と一言、言った。同時に、彼女の胸の尖った重みを感じた。そして、力が湧いてくるような気がした。俺には、前に進む力が残っていると感じた。負けてたまるかと、何故か、見えない敵に向かっていくような気持ちになった。


 明くる日の昼過ぎに、車で吉田さんのマンションに出かけた。家族には、今日はコンピューターを引き取りに行く事を告げてある。特に息子には、出来れば家にいるように言った。息子は予定があったみたいだが、友達に電話をして、今日は、急用が出来ていけないと話していた。

 

 吉田さんのマンションまでは三十分ほどで着いた。マンションの来客用の駐車場に車を入れ、九階まで上がり、吉田さんの部屋の扉を開けて中に入った。彼女は、綺麗に化粧をし、白いシャツブラウスに黒いタイトスカートで俺を出迎えてくれた。

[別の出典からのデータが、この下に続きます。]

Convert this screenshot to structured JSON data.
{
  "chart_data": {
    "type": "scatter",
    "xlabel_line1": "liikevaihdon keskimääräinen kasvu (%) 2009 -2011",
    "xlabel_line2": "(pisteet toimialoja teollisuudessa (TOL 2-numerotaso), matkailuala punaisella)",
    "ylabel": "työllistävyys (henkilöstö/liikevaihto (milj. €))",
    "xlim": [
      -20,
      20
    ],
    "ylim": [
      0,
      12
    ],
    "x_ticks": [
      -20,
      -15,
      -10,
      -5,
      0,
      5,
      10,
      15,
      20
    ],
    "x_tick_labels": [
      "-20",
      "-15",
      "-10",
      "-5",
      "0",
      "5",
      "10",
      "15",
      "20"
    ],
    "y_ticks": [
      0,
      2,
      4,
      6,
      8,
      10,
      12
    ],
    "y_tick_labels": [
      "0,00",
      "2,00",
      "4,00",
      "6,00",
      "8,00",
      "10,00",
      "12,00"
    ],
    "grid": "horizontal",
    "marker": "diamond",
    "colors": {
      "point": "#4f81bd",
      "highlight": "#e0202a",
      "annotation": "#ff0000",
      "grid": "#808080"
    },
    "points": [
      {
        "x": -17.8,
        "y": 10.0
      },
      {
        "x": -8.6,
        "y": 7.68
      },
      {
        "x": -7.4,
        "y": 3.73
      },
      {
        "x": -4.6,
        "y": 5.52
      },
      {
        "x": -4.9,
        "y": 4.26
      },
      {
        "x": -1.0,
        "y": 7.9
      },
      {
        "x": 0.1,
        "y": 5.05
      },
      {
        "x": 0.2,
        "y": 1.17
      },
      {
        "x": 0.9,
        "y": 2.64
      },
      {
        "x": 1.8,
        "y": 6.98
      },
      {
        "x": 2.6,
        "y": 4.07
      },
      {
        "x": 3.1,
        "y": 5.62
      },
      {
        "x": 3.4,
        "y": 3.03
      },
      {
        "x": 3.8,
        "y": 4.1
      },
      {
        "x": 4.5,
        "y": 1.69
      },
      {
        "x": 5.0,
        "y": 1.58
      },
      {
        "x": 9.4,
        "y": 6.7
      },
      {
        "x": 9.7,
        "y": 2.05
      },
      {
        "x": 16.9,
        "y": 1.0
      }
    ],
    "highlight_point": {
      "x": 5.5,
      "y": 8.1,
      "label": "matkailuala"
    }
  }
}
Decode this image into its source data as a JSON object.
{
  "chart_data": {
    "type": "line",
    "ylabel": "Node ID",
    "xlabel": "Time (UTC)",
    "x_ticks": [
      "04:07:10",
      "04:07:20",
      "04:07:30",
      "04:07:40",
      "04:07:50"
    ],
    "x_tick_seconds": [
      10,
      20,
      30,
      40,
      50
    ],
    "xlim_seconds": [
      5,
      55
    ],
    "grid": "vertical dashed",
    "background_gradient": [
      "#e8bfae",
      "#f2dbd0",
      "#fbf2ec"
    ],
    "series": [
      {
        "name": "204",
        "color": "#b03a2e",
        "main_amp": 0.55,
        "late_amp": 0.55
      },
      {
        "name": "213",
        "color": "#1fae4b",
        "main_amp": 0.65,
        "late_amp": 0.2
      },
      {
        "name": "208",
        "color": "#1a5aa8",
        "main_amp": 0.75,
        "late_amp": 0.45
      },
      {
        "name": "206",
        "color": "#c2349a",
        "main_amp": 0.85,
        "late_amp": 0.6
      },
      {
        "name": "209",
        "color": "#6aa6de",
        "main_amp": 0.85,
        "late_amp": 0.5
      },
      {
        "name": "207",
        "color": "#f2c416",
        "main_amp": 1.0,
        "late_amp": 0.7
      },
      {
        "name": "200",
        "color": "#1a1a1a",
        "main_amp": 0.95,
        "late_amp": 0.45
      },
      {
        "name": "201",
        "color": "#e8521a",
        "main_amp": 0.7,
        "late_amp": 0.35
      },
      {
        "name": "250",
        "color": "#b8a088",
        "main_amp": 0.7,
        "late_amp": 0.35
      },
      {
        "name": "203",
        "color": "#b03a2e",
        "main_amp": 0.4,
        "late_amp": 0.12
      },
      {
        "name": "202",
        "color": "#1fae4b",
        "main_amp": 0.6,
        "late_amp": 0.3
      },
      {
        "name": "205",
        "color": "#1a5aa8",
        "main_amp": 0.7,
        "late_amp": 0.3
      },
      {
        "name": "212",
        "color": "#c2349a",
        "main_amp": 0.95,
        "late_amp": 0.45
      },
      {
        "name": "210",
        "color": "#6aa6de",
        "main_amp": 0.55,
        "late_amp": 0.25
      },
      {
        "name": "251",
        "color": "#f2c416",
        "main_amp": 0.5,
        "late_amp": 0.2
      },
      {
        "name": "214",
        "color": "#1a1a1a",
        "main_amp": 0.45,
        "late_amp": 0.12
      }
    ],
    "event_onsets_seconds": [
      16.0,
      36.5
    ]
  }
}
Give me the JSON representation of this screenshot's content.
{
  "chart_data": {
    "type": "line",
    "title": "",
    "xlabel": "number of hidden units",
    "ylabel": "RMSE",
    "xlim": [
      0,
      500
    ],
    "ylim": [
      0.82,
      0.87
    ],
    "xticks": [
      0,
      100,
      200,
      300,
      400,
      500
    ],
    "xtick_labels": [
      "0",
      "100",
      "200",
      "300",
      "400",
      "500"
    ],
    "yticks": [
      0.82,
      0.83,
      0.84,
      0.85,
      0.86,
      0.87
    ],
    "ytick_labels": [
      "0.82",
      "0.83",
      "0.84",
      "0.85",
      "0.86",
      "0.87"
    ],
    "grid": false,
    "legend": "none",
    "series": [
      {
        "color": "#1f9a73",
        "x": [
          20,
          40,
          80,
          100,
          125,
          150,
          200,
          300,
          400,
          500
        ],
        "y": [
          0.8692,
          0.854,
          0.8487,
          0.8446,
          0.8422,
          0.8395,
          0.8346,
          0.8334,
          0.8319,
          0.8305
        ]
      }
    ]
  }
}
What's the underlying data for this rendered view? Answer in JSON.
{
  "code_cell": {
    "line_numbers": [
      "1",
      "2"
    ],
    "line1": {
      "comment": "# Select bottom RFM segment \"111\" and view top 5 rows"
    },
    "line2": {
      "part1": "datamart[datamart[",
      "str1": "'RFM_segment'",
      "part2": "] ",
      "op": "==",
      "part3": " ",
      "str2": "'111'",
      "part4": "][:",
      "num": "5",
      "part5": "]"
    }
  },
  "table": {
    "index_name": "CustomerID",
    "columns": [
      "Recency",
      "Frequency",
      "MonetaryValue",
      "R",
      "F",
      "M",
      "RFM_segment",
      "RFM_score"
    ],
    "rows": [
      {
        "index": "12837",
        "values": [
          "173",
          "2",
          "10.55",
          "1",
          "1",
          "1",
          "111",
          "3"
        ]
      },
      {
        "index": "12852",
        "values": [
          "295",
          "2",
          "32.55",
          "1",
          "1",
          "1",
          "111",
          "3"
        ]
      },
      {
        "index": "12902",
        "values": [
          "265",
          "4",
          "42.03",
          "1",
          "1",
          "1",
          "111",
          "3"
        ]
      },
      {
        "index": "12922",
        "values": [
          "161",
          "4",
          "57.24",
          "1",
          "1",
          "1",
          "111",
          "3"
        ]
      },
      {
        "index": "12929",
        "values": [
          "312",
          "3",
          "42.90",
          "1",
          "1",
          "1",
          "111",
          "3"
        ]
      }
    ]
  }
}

 俺は、衝動を抑えきれずに彼女を抱き締め、唇を重ねた。吉田さんも、俺を強く抱きしめ、自分も同じ気持ちだと言うことを俺に伝えた。しばらくそうしていた。多分、たいした時間では無かったのだろうがとても長く感じた。唇をはなし、彼女の目を見た。その瞳が濡れているのがよくわかった。俺は、貴女がとても好きですと言った。彼女は

 「わたくしも」

と言って体を離した。


 コンピュータの接続を自分でばらし、一つ一つを車に運んで乗せた。ソフトウエアのマニュアルを乗せ、全て終わった。車に鍵をかけ部屋に戻った。吉田さんが「お茶にしません?」

と言うのに、俺は頷いてソファに座った。

 

 彼女は、コーヒーを入れ、今日は、俺の隣に並んで座った。コーヒーが、これほど美味しいと感じたことが記憶に無かった。黒のタイトスカートから伸びた、洒落た、薄い足が綺麗であった。彼女が匂った。軽く優しい匂いであった。しばらくコンピューターの話をしてから、自然に会社の話になった。

 「ここのところ、一週間ぐらいで後藤さんの噂が伝わってきましてよ」

 「どんなことですか」

と聞くと、

 「急にやる気になり、パソコンを上手に使い始め、皆さん、唖然としているようですよ」

と、可笑しそうに笑いながら言った。

 「あんな後藤さんは見たことがない。元々仕事が出来る人なのに、あれだけやられたら他の人達はたまらないと言っていましたよ。私とてもうれしい」

 俺としては、してやったりと思いつつ、まだまだこれからですよ、といった。貴女のおかげですと礼を言った。彼女の足がそっと俺の足に触った。